Categorie: Lettere

L’alibi per i “Giardini di Babilonia”

Quando furono messi in opera nella povera, inerme, indifesa, silenziosa Porta Nuova, l’alibi lo fornì a Tecnici, Amministratori e spassionati approvatori , la città di Bergamo in una piazza della quale – si disse con sussiegosa spocchia – erano stati visti e ammirati i Giardini di Babilonia che si impiantarono, scimmiottando, nell’antica gloriosa Piazza nostra di Porta Nuova per altro destinata dalla protezione civile a scopi ben diversi. E si disse che i nostri stupefacenti giardini artificiali che sorgevano accanto alla Villa Cavallotti, sempre a Porta Nuova, quasi a volerla snobbare e relegarla a ruolo servile di comprimaria trascurabile, avrebbero avuto un anno di vita; che dopo il Natale di quell’anno – ormai lontano – sarebbero stati smontati anche perché a carico della Piazza nostra era previsto un piano complessivo di rifacimento e di rielaborazione urbanistica. Da Bergamo che l’ha montata, Babilonia è tornata al suo posto nella sua regione e Bergamo si è liberata di quei giardini impropri nati per incanto dove mai erano stati e dove nessuno se li aspettava. Qui da noi sono rimasti: invecchiati, trascurati, con ruscelletti muti, con vegetazione rinsecchita e malaticcia: ci furono vigne, aranci mescolati a strelitzie, piante del caffè e qualche altro esotismo a ricordo delle Esperidi. Il tappeto verde artificiale continua a raccogliere avido sporcizia, insetti e batteri vari e microbi e animaletti non esotici.
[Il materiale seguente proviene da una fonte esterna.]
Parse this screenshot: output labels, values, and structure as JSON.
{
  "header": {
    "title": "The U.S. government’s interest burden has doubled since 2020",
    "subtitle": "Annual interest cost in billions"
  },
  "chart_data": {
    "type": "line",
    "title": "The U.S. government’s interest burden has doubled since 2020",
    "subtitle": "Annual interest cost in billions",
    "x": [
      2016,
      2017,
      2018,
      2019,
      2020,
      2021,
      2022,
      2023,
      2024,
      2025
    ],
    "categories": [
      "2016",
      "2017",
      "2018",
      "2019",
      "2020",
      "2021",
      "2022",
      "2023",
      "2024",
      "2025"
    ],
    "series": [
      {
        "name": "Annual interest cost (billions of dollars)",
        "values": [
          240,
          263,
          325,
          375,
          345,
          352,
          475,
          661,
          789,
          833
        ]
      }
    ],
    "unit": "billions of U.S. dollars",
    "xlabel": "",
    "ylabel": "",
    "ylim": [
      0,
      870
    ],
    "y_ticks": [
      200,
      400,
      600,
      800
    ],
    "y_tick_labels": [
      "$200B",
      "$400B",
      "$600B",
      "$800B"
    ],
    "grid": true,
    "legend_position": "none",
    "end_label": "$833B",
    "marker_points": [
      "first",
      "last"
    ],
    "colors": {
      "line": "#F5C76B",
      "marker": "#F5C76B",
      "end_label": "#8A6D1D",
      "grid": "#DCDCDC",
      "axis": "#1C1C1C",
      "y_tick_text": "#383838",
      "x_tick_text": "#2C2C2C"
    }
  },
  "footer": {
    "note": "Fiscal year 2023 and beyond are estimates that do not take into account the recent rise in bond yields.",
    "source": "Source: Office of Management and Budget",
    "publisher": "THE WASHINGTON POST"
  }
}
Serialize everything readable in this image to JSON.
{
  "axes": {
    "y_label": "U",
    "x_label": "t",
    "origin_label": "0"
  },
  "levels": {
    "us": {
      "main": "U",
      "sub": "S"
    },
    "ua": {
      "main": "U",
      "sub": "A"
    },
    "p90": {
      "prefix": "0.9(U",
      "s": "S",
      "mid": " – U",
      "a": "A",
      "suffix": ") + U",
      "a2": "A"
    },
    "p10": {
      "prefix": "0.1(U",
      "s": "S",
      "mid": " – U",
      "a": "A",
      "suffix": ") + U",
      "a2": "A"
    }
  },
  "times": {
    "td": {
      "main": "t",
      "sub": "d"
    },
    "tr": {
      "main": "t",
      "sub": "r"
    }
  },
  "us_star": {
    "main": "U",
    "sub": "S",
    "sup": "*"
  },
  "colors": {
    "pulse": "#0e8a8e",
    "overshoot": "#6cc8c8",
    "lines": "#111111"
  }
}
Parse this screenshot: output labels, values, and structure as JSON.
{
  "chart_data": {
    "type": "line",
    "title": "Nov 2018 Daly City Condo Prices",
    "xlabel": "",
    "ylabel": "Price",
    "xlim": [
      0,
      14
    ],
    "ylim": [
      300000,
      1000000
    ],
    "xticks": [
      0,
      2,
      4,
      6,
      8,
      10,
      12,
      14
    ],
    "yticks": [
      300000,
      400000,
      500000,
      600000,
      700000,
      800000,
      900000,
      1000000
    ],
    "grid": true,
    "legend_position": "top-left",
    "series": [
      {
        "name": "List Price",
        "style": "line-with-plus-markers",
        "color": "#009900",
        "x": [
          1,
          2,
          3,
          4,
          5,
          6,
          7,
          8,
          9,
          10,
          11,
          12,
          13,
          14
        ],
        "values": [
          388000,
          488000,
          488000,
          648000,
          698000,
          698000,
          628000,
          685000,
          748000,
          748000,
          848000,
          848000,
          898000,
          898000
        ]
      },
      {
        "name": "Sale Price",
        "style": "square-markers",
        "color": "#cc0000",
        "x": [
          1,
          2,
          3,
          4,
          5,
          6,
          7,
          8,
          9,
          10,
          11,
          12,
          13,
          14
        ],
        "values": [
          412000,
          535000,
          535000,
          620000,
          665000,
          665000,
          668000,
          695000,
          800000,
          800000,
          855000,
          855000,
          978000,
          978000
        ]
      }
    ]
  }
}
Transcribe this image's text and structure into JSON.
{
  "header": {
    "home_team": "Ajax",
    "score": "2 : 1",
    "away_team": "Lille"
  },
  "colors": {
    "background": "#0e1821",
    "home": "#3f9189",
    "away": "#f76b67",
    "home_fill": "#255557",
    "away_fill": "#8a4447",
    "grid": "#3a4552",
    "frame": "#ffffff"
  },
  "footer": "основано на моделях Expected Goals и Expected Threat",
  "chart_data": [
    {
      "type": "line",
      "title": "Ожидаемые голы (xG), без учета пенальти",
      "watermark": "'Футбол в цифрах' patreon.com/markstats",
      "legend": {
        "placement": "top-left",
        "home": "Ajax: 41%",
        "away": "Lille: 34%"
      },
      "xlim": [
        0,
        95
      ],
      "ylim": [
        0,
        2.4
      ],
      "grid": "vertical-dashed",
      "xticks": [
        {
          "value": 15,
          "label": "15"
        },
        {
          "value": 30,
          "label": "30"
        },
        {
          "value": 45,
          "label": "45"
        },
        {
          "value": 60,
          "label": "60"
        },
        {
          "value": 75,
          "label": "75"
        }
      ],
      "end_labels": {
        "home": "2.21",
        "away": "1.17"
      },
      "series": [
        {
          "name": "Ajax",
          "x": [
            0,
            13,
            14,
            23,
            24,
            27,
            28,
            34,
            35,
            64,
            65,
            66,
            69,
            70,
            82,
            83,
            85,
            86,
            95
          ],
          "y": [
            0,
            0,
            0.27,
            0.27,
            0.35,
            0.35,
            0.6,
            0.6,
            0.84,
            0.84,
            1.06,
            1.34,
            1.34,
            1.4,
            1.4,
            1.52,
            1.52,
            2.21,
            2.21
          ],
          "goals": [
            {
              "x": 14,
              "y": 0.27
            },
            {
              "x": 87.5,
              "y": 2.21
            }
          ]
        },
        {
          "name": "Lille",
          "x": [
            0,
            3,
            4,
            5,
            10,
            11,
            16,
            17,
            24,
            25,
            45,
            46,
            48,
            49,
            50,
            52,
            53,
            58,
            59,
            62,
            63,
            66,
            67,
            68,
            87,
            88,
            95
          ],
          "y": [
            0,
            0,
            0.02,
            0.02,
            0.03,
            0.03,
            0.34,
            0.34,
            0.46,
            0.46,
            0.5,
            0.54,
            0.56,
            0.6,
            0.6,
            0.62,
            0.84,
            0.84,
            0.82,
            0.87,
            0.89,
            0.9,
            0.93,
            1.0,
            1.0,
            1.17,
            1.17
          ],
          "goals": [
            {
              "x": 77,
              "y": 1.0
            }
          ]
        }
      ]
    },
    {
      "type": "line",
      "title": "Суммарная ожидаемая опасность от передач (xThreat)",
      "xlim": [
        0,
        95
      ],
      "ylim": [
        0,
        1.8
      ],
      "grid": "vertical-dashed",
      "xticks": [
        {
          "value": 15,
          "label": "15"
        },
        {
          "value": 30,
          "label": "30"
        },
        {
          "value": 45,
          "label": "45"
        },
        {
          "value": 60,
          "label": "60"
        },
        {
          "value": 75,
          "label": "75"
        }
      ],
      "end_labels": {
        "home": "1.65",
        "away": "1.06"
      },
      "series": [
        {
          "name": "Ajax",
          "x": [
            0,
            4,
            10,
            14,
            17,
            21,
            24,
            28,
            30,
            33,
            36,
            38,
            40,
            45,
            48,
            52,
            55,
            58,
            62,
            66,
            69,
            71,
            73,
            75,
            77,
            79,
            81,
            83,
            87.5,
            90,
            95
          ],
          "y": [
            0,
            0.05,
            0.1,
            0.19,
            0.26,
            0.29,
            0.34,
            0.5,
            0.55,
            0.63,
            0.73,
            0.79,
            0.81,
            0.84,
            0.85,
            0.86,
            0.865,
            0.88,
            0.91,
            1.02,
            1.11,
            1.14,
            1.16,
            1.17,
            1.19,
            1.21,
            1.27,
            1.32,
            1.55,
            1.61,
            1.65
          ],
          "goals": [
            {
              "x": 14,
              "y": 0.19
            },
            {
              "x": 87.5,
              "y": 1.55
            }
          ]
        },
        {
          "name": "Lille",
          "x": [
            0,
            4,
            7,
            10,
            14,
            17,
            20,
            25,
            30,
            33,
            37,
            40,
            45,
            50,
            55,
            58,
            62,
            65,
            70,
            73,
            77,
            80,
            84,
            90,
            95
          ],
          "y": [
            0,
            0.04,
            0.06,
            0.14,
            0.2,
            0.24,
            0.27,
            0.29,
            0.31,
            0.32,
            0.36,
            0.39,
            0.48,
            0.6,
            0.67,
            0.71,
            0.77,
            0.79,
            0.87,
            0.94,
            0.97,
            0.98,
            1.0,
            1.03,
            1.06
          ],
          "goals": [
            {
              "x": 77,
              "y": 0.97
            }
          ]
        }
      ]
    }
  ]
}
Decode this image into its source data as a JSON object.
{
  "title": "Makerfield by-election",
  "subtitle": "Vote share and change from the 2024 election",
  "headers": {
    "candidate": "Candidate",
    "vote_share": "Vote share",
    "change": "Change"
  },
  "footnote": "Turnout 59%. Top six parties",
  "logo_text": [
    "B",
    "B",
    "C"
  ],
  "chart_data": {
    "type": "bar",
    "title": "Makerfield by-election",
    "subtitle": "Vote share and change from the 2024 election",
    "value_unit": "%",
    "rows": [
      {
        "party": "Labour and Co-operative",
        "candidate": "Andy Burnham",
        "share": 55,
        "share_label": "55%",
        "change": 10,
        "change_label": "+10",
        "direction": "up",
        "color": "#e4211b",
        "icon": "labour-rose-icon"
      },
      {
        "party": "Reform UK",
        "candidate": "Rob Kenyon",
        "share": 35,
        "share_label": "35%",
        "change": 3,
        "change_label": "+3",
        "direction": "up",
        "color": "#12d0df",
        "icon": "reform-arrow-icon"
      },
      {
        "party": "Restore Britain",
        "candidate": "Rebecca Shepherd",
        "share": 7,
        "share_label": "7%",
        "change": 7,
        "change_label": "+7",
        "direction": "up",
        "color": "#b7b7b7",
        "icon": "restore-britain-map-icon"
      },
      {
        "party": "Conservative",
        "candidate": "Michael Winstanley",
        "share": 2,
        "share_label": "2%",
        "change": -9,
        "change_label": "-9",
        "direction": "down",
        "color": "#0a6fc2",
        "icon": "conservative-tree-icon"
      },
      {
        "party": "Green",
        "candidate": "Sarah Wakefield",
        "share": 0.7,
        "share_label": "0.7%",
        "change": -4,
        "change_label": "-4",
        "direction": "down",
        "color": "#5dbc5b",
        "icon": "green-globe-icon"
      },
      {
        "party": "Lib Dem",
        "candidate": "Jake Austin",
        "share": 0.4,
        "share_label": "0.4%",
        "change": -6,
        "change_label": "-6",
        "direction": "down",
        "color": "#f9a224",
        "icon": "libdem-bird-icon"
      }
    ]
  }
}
I nostri Giardini di Babilonia resistono nel tempo lungo di Amministratori diversi e vengono gioiosamente sfruttati al mattino da studenti in vacanze autodeterminate e la sera e la notte a vantaggio di consuetudini che a Porta Nuova paiono ormai radicate nonostante tentativi di sorveglianza punitiva che finora ha lasciato il tempo che ha trovato. E quando più si leveranno di mezzo i Giardini di Babilonia nostri dei quali la Porta Nuova di Garibaldi, delle bande musicali, delle opere liriche, delle fiere e delle manifestazioni di una volta avrebbe volentieri fatto a meno? Sporchi, malandati, in vecchiaia affatto precoce, resteranno lì chi sa ancora per quanto tempo. E non sono solo una vergogna urbanistica. Sono una vergogna morale per vari motivi che non dico perché evidenti. Resteranno lì anche perché hanno fornito, ai nostri Amministratori, recentemente, e ai giovani e anziani e condiscendenti che ormai li amano, un altro fortissimo alibi con le palme e i banani piantati a Milano, in Piazza Duomo, e sorvegliati a vista dalla Madonnina dall’alto delle sue guglie contro “denigratori” e vandali che tentano di appiccare il fuoco, anzi l’hanno già fatto con successo, alle povere piante innocenti e indifese. Che dire? A stare ai servizi giornalistici le disapprovazioni sono popolari e multiple. Le discussioni sono auliche per lo più da parte dei geni dell’architettura urbana e dagli intellettuali di autonomo pensiero. Il mondo è cambiato. Quello che era storto è diventato dritto. Il brutto è diventato bello e viceversa. A me non resta che perseverare!